ゲイルの方向と共に、彼の手先から迸った白き聖光がばっと宙に広がり闇を照らす。
絶望のマナを引き裂く光が空へと伸びて、世界中の者達の祈りを更に強くし、光を前にしたマヴガフだけが絶叫していた。

「マ、マジかよ?!お、おい!ちょっと待て!何で反応しねえ!ダイモニオン・エムブレム?!」

出力低下は止まらずに、どれだけマナを注ぎ込み魔道書と連結しようとしても
まるで見放したかのようにダイモニオン・エムブレムは反応することは無かった。
ついにぷっつりと切れた魔道書と自身のマナの融合。
そこを狙っていたかのように飛び込んできた光の渦が彼を飲み込み、暗黒の雲を引き裂き天を貫く。

「ぐあああああ?!」

力を失ったマヴガフを飲み込んだ光の螺旋が彼を引き裂いていく。
全身のマナが燃やし尽くされるかのように体が熱い。
負けると言うのか、裏切り者たちに、嘘つきどもに負けると言うのか。

「く、くそがああああ!」

どれだけダイモニオン・エムブレムと再連結しようとしても何も反応は無い。
思い出されるルネアの言葉。恐らくは彼には想定通りだったに決まっている。
その謀に利用されたと言うのか。怒りが光に飲み込まれつつあるマヴガフの顔を焼き尽くす。

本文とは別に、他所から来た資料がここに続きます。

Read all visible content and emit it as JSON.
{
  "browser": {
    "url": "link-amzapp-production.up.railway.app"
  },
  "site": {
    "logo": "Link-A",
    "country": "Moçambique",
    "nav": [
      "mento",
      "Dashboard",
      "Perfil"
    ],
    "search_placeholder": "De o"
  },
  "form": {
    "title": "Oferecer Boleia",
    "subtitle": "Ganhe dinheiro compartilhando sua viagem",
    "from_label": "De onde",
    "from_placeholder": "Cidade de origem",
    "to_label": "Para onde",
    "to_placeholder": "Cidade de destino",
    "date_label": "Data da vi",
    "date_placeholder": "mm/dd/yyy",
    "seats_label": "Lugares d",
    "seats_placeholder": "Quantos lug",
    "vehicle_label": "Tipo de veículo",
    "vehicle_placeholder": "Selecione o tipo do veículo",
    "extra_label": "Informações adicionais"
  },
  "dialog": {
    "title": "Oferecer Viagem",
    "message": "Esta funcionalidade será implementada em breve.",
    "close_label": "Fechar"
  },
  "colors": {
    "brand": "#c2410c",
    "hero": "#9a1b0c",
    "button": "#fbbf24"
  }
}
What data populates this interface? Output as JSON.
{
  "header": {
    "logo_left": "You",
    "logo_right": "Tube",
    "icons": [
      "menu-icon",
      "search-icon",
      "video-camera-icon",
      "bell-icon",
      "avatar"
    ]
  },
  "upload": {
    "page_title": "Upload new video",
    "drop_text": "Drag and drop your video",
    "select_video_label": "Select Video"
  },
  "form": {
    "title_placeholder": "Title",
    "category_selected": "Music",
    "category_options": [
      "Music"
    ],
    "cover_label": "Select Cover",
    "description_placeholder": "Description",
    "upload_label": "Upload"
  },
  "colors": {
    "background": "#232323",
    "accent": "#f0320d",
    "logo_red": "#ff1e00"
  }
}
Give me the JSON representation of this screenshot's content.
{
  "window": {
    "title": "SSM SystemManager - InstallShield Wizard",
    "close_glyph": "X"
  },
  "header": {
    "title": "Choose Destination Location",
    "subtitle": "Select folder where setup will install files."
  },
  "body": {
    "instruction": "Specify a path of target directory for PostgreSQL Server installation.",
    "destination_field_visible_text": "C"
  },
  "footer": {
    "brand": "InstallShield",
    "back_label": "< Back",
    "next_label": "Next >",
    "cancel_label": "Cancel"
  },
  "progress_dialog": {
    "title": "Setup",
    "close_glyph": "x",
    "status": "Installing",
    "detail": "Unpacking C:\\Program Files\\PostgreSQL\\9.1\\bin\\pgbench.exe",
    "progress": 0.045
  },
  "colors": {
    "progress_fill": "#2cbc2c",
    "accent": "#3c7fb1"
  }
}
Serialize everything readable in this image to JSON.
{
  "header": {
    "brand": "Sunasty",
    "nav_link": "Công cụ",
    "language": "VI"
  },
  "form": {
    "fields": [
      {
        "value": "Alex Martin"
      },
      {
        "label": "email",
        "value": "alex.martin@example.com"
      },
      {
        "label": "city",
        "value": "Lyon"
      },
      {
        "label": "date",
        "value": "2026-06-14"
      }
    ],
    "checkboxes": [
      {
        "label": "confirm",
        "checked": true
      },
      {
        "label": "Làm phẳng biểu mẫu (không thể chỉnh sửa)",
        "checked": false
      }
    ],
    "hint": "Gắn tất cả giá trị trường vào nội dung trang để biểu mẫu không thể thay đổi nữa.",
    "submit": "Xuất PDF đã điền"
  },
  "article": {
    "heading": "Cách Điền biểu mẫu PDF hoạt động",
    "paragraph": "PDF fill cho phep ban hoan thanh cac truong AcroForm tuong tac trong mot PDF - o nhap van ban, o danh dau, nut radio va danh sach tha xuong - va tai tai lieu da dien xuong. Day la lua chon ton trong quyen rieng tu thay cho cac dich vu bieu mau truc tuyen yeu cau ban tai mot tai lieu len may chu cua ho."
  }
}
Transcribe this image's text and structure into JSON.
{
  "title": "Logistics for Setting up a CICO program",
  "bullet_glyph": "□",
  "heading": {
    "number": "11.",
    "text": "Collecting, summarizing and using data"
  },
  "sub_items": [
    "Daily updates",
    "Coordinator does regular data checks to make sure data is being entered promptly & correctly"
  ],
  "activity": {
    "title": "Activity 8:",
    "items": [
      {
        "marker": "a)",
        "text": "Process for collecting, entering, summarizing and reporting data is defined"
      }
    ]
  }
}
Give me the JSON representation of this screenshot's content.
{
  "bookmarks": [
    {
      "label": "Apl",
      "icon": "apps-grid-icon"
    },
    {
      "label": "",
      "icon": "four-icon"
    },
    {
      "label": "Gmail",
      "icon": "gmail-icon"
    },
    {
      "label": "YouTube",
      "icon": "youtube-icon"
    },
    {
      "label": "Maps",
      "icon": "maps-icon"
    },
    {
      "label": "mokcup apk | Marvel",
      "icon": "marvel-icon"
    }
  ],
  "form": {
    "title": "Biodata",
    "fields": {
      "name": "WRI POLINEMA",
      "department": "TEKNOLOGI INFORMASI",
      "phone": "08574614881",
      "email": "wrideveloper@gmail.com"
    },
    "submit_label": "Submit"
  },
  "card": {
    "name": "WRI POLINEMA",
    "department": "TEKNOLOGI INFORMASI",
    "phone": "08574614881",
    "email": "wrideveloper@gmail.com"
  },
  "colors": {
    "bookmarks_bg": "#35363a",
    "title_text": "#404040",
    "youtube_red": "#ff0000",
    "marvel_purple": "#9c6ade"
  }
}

「殺すッ、てめえら全員ぶっ殺してやるからな!待ってろや!アーヒャハハハ!」

もう、笑うしかなかった。彼はそのまま光の彼方へと飲み込まれ、最後の抵抗が空を劈いて世界中に響き渡る。
それも聞こえなくなると、空を走った銀の矢は暑い暗雲を吹き飛ばし、空には蒼が戻る。

「終わった・・・のか?」

凄まじい力を扱った腕は、光を放出しきっても固まって動けなかった。
放ったその恰好のまま、ゲイルは空に広がりだしたぽっかりと呑気な白い雲を見上げ
帰って来たルケシオン特有の太陽を指の隙間から見て茫然としている。

「もうあのマナは感じない・・・終わったんだ・・・あああ・・・。」

飲み込まれ、砕かれてしまいそうなほどの強大な暗黒のマナの気配はかけらもなかった。
それが分ると一気に緊張の糸がとけ、するりとゲイルの手先からシャニーの手が抜け落ち、
糸が切れた人形のようにその場に倒れこみそうになる。

「シャニー!しっかりしろ!」
「ごめん、えへへ、マナ・・・使い切っちゃったみたい。」

もうまるで体に力が入らず、シャニーはゲイルを見上げて苦笑いして見せた。
本当は勝利を心から喜び、飛んで跳ねて彼に抱き着きたいところだ。
だがそれはゲイルも同じ。倒れこんだシャニーの腰とひざに手をやると軽々抱き上げる。

「良かった、本当に。生きていてくれてありがとう。」

一度はもう終わりかと思った時もあった。だが、見つめあう瞳は互いを強く感じて微笑む。
生きて、生きてまた夢の続きを追うことが出来る。
見つめて微笑んでくれることがこんなに幸せなことだなんて。
自然とゲイルから漏れる感謝にシャニーも精一杯腕を伸ばして彼の首に回し身を寄せる。

「ゲイルもありがとう。すごかったよ、最後の一発!」

自分が放つアストレアよりもさらに眩しい光を放った最愛の男が、今以上に頼もしく思えたことはない。
彼と出会い、そして共に今まで歩んでくることが出来たことが嬉しくて、嬉しくて。
たとえ神の仕組んだ事であっても、今こうしてゲイルと出逢い抱きしめ会うことが出来ることを感謝するばかり。

「よしっ、じゃあみんなのところへ帰ろうぜ!」

しばらく抱きしめあい、生きて暗いトンネルを二人で抜けた事を確かめ合っていた。
だが、この喜びは、この未来は、決して二人だけで掴み取ったものではない。
早く皆にこの喜びを分かち合おうと、ゲイルはシャニーを腕の中に抱き上げたまま
仲間達の元へと戻り、そして聖地を後にした。